Suddenly, Prescott's parakeet turned into Voldemort's son and killed him and the Italian prince.
"Ciao…" coughed Castellazio before he died and the diamond from his wand made Voldemort's son evaporate. (a/n: im soooo good at writing plot twists lollollololol, noooooooooooone saw that one coming! am I not the next j.k.r. or wat?)
"So why do you have an antenna on your head?" asked Lily to Justin Lovitt, who was now the only new boy.
"Part of some prophesy that I don't know too much about. I'm here for protection against the Dark Lord, and I think you're pretty."
"I'm Lily," said Lily, and they shook hands.
"Lily, how can you like this guy? He's so…trusting!" shouted James, immediately in a jealous rage.
"I peed on my rabbit once," said Justin. "And I also wet the bed until I was ten!"
"Arrgh! I can't stand his blinding honesty! And the way he flirts with you! I think you like him better than me even though all evidence points to the contrary!" cried James, clutching his handsome head.
"James, I like honesty, and you are not always honest because you keep things from me like where you go once a month with Remus and Sirius and Peter! So now we're broken up!"
"Did I mention that I like you? And that I like wearing beaded bracelets from Hawaii?" chimed in Justin, being very truthfully as was his wont.
"Dammit!" James stalked off to bed. Remus followed because there was nothing else for him to do. Peter did too. Sirius did too, but later because of Joellyne. The author has decided to stop here, because she is now no longer interested in writing anything not having to do with Lily and Justin and James, nevermind that this is booked as LJ story.
…
At breakfast, the conversation went something like:
"This antenna allows me to hear what the Dark Lord's dead mother is thinking! I am trusting you all with this information! And I like the Care Bears!"
"It's okay, Justin, I will be your friend."
"Dammit!"
…
At lunch,
"Wow, thanks for teaching me those Charms Lily! Did I mention that my Uncle Bephirus knocked up a waitress from the local Mickey D's one time? It's our family secret!"
"Maybe you should be less open, Justin."
"Dammit!"
…
Dinner
"Good golly, Lily, I want to help you and James get back together because you and him are so perfect even though I had feelings for you."
"I'm glad, because I don't like you in that way. But wait, you had feelings, Justin? As in, in the past?"
"Well now I kind of have the hots for Professor McGonagall—"
"LOVITT! DETENTION!"
"Dammit to hell!"
…
The next evening, although this took place over weeks and weeks to flesh out the tale, Peter burst into the common room on Lily and James, who were finally getting along. As usual, James was seeing that Justin was not so bad as he had first seemed (even though he didn't really like him) and the three of them were sitting together on a couch.
"James! It's Remus, he needs us!" James stood up in a flash, looking (to Lily) determined and proud and strong and handsome all at once. Justin ran off to the bathroom, because he is not supposed to be in scenes like this.
"I must go!"
"But James!" cried Lily, throwing her arms around him, "I really like you now! Why are you always leaving me?"

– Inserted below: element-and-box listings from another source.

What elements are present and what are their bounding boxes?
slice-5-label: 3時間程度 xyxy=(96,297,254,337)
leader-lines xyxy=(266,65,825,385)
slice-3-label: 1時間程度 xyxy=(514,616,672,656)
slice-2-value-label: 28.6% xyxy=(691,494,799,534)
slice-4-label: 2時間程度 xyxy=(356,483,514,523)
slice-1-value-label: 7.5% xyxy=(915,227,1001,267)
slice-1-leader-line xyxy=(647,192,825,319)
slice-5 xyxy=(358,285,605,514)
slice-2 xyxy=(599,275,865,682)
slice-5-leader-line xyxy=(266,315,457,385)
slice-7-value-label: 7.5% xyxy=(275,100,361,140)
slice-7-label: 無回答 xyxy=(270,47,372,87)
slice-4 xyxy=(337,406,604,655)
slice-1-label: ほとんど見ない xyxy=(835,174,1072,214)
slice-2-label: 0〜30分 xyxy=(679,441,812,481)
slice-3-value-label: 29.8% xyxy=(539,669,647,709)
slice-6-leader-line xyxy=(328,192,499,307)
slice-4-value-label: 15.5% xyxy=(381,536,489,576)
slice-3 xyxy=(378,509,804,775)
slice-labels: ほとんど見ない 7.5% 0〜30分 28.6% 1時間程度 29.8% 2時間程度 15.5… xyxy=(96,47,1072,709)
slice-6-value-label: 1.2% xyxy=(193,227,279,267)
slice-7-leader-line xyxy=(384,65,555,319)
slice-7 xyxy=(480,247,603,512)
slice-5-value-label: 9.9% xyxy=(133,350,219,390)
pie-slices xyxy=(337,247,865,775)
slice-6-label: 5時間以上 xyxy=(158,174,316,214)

"Lily," said James in a strong voice, putting his hands on her shoulders and staring straight into her eyes, "Remus is a werewolf. He needs me. Sirius, Peter, and I can change at will into different animals to help him. I am a stag. I love you. Will you join the Order of the Phoenix with me?"
"Oh, me too, and yes!" shouted Lily joyously. Justin returned from the bathroom, tweaking his antenna just as Lily was petting a James-stag on the head.
"Guess what guys? I have to go to Dumbledore! I just found out all the Dark Lord's secret plans! And they
…
…
…
Why the sudden end? Because the real author has never read past this point in an interloper story.